| name | Extract structured data from unstructured files (PDF, PPTX, DOCX...) |
| description | Invoke this skill BEFORE implementing any structured data extraction from documents to learn the correct llama_cloud_services API usage. Required reading before writing extraction code. Requires llama_cloud_services package and LLAMA_CLOUD_API_KEY as an environment variable. |
Structured Data Extraction
Quick start
- Define a schema for the for the data you would like to extract:
from pydantic import BaseModel, Field
class Resume(BaseModel):
name: str = Field(description="Full name of candidate")
email: str = Field(description="Email address")
skills: list[str] = Field(description="Technical skills and technologies")
NOTE: Use basic types when possible. Avoid nested dictionaries.

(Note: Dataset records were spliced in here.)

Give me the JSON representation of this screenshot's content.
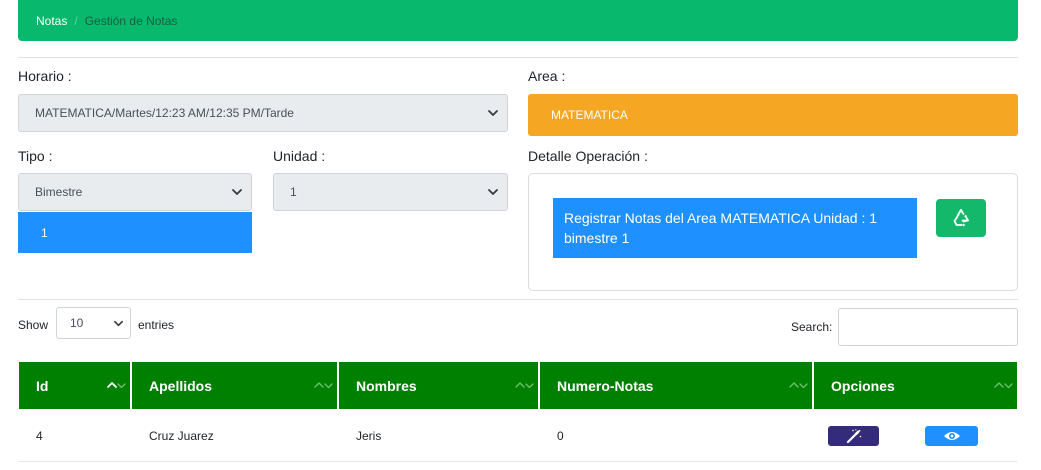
{
  "breadcrumb": {
    "root": "Notas",
    "separator": "/",
    "current": "Gestión de Notas"
  },
  "form": {
    "horario": {
      "label": "Horario :",
      "value": "MATEMATICA/Martes/12:23 AM/12:35 PM/Tarde"
    },
    "area": {
      "label": "Area :",
      "value": "MATEMATICA"
    },
    "tipo": {
      "label": "Tipo :",
      "value": "Bimestre",
      "open_option": "1"
    },
    "unidad": {
      "label": "Unidad :",
      "value": "1"
    },
    "detalle": {
      "label": "Detalle Operación :",
      "info": "Registrar Notas del Area MATEMATICA Unidad : 1 bimestre 1",
      "action_icon": "recycle-icon"
    }
  },
  "table_controls": {
    "show_label": "Show",
    "entries_value": "10",
    "entries_label": "entries",
    "search_label": "Search:",
    "search_value": ""
  },
  "table": {
    "columns": [
      "Id",
      "Apellidos",
      "Nombres",
      "Numero-Notas",
      "Opciones"
    ],
    "rows": [
      {
        "id": "4",
        "apellidos": "Cruz Juarez",
        "nombres": "Jeris",
        "numero_notas": "0",
        "actions": [
          "magic-wand-icon",
          "eye-icon"
        ]
      }
    ]
  },
  "colors": {
    "header_green": "#08b86d",
    "table_green": "#008000",
    "area_orange": "#f5a623",
    "info_blue": "#1e90ff",
    "edit_purple": "#342b7a"
  }
}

Lists are ok.
- Create a LlamaExtract instance:
from llama_cloud_services import LlamaExtract
extractor = LlamaExtract(
show_progress=True,
check_interval=5,
)
- Define the extraction configuration:
from llama_cloud import ExtractConfig, ExtractMode
extract_config = ExtractConfig(
extraction_mode=ExtractMode.MULTIMODAL,
extraction_target=ExtractTarget.PER_DOC,
system_prompt="<Insert relevant context for extraction>",
high_resolution_mode=True,
nvalidate_cache=False,
cite_sources=True,
use_reasoning=True,
confidence_scores=True,
)
- Extract the data from the document:
result = extractor.extract(Resume, config, "resume.pdf")
print(Resume.model_validate(result.data))
For more detailed code implementations, see REFERENCE.md.
Requirements
The llama_cloud_services package must be installed in your environment (with it come the pydantic and llama_cloud packages):
pip install llama_cloud_services
And the LLAMA_CLOUD_API_KEY must be available as an environment variable:
export LLAMA_CLOUD_API_KEY="..."